- Evi yık, bu Yemen akilciyle yüz binlerce ev yapılır! 2540
- خانه بر کن کز عقیق این یمن ** صد هزاران خانه شاید ساختن
- Hazine, ev altındadır, ev yıkılmadıkça ele geçmesine çare yok., evi yıkmaktan ürkme, durma!
- گنج زیر خانه است و چاره نیست ** از خرابی خانه مندیش و مهایست
- Çünkü bu hazinenin ele geçecek bir parasıyla zahmetsiz, meşakkatsiz binlerce ev yapılabilir.
- که هزاران خانه از یک نقد گنج ** توان عمارت کرد بیتکلیف و رنج
- Nihayet bu ev zaten viran olacak, altındaki hazine de apaçık meydana çıkacak!
- عاقبت این خانه خود ویران شود ** گنج از زیرش یقین عریان شود
- Fakat o vakit hazine senin olmaz, çünkü o ele geçen ganimet, ruhun evi yıkma ücretidir.
- لیک آن تو نباشد زانک روح ** مزد ویران کردنستش آن فتوح
- insan, ancak çalıştığını kazanır. o işten hiçbir ücrete sahip olamayınca, 2545
- چون نکرد آن کار مزدش هست لا ** لییس للانسان الا ما سعی
- Artık, eyvanlar olsun., böyle bir ay bulut altındaymış da görmedim!
- دست خایی بعد از آن تو کای دریغ ** این چنین ماهی بد اندر زیر میغ
- İyilik edip bana söylenen sözleri tutmadım, attık hazine gitti, elim bomboş diye elini ısırır, hayıflanır durursun!

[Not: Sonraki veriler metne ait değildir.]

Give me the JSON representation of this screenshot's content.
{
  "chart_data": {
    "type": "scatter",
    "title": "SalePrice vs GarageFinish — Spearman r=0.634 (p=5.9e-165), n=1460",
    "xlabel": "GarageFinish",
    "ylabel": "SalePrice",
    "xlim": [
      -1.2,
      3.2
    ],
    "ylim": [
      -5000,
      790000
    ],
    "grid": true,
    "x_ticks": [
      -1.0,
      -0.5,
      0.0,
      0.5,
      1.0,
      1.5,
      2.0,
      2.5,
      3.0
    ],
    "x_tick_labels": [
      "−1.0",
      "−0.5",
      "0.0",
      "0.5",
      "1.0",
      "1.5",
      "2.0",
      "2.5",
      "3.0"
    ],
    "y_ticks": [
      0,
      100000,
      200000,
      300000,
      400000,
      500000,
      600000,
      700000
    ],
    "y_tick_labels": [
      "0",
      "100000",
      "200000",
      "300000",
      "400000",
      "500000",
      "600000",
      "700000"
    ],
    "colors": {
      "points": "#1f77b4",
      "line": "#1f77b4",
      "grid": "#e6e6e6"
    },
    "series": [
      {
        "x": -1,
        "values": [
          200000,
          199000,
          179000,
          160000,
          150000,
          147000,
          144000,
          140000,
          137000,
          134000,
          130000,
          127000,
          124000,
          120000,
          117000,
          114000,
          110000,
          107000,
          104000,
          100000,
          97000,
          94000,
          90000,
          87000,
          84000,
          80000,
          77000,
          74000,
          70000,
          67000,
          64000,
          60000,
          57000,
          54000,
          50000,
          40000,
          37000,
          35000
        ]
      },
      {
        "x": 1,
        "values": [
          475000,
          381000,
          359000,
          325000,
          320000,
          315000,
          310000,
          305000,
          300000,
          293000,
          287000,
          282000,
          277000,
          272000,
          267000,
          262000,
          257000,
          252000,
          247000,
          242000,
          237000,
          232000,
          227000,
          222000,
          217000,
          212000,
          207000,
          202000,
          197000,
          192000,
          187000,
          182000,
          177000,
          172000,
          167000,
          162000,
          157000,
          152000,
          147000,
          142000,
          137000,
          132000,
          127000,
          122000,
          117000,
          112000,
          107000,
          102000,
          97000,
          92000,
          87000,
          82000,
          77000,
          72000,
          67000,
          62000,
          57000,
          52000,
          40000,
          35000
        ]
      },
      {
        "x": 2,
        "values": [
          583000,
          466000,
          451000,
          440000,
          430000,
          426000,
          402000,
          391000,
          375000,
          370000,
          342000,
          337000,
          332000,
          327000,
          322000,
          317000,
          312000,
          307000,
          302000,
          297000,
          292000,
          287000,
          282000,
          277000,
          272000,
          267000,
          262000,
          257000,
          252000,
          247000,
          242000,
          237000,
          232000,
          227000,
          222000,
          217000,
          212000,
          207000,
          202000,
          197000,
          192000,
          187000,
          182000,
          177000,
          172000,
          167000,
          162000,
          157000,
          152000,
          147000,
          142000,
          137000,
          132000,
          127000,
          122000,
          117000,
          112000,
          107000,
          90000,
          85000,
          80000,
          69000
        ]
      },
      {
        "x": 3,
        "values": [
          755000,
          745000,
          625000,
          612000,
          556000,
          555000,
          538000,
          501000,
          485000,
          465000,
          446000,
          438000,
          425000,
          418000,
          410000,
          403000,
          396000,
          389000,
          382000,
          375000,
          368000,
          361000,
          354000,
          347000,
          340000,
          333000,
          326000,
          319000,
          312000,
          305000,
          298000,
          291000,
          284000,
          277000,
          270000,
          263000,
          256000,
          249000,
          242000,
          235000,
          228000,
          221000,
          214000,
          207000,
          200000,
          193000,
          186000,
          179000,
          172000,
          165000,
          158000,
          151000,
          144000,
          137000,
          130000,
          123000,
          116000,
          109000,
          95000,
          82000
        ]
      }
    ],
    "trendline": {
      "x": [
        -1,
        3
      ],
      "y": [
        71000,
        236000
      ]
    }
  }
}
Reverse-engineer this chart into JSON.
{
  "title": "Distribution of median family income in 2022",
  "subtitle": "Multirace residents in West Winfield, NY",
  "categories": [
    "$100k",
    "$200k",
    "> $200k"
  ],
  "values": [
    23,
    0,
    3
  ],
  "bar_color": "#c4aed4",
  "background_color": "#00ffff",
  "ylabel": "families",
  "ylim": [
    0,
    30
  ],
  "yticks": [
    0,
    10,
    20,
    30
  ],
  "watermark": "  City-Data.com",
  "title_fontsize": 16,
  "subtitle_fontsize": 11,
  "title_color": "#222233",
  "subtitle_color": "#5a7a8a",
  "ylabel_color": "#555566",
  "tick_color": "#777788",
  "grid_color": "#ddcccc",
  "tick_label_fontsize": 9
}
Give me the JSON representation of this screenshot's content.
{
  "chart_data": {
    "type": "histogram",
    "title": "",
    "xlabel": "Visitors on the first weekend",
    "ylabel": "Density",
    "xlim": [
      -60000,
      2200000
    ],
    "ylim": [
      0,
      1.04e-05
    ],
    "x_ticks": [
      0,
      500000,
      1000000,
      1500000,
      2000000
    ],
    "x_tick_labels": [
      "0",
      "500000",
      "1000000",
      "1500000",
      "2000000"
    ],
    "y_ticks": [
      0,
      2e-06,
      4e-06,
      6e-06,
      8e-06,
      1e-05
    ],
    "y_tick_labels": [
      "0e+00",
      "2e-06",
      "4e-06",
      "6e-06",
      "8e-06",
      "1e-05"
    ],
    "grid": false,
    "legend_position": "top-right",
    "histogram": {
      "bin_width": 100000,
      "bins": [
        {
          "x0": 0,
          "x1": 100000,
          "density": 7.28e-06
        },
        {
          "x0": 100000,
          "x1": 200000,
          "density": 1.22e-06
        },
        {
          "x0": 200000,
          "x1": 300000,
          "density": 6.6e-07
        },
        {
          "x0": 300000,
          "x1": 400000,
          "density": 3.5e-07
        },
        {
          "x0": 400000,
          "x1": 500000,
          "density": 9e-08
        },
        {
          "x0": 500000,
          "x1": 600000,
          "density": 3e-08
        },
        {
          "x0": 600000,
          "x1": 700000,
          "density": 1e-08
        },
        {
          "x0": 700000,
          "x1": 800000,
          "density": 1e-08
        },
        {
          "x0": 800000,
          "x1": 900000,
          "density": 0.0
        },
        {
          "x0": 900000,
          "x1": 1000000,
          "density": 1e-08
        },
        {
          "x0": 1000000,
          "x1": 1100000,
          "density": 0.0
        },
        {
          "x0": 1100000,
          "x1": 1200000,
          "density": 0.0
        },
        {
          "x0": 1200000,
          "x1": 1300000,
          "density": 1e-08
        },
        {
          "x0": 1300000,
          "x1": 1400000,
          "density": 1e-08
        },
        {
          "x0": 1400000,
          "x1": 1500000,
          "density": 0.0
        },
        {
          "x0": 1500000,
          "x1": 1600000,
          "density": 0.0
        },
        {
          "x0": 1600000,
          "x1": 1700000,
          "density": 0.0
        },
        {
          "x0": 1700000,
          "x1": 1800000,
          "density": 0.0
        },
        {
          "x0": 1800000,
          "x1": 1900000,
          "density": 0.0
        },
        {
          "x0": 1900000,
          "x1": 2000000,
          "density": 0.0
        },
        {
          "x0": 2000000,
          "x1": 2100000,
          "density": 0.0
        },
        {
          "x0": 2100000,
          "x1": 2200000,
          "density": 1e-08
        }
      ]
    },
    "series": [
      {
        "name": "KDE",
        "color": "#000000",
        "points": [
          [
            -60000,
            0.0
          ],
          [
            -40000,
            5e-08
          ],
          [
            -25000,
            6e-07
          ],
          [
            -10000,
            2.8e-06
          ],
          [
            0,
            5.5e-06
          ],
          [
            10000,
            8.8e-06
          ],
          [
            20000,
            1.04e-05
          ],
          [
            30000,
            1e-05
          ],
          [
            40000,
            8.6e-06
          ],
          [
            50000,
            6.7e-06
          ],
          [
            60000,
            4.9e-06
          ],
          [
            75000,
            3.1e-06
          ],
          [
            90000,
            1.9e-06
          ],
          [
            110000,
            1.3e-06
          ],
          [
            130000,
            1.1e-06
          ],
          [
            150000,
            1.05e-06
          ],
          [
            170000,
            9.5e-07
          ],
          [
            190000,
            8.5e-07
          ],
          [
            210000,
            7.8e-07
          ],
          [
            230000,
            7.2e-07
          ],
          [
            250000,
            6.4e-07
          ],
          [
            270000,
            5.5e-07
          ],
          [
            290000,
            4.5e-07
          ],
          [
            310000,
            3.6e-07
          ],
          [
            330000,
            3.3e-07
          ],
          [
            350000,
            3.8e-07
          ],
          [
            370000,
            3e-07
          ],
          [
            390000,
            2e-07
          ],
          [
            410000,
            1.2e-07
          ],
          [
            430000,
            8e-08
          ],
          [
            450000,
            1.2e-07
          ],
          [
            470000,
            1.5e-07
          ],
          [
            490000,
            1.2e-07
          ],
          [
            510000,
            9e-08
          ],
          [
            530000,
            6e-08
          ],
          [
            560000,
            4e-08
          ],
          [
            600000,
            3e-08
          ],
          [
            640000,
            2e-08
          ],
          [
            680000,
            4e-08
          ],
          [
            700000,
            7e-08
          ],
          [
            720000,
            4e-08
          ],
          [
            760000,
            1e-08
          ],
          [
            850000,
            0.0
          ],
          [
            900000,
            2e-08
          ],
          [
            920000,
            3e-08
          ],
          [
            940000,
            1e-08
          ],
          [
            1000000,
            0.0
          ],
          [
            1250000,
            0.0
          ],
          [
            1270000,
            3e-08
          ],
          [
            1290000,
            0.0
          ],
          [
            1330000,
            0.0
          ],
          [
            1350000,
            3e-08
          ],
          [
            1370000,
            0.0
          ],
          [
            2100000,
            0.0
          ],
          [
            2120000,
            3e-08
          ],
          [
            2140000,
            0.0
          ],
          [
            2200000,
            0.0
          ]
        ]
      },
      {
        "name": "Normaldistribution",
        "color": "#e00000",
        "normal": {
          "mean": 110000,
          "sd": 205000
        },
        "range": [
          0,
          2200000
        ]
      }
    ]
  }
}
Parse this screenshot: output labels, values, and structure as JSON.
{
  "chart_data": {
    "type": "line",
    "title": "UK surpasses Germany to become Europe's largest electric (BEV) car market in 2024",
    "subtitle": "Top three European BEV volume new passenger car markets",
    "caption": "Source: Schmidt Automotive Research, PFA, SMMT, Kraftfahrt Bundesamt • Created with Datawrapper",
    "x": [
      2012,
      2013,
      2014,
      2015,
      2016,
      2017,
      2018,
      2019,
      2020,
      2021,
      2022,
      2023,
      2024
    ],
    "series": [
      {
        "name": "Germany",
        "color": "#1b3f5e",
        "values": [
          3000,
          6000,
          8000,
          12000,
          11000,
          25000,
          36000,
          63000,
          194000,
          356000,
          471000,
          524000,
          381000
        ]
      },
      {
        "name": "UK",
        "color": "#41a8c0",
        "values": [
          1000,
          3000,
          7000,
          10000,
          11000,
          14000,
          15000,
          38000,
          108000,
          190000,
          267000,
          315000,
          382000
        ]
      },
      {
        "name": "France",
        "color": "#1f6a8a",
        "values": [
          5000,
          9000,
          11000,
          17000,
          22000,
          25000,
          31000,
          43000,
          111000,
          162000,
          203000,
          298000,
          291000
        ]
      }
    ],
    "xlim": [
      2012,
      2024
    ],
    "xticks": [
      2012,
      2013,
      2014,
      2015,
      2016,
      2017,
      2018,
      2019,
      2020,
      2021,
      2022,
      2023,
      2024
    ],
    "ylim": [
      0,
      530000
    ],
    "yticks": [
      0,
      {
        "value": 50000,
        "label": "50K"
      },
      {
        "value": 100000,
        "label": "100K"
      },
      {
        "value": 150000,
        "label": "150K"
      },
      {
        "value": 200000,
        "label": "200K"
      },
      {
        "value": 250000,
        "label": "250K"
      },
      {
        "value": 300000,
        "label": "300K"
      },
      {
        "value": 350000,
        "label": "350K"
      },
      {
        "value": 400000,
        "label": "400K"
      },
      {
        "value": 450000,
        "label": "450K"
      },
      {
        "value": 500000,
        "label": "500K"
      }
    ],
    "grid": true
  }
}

- من نکردم آنچ گفتند از بهی ** گنج رفت و خانه و دستم تهی
- Meselâ; sen ücretle bir ev kiralarsın, fakat o evi satın alsan bile senin mülkün değildir ki!
- خانهی اجرت گرفتی و کری ** نیست ملک تو به بیعی یا شری
- Bu evde iş işleyesin diye kira müddeti, eceline kadardır.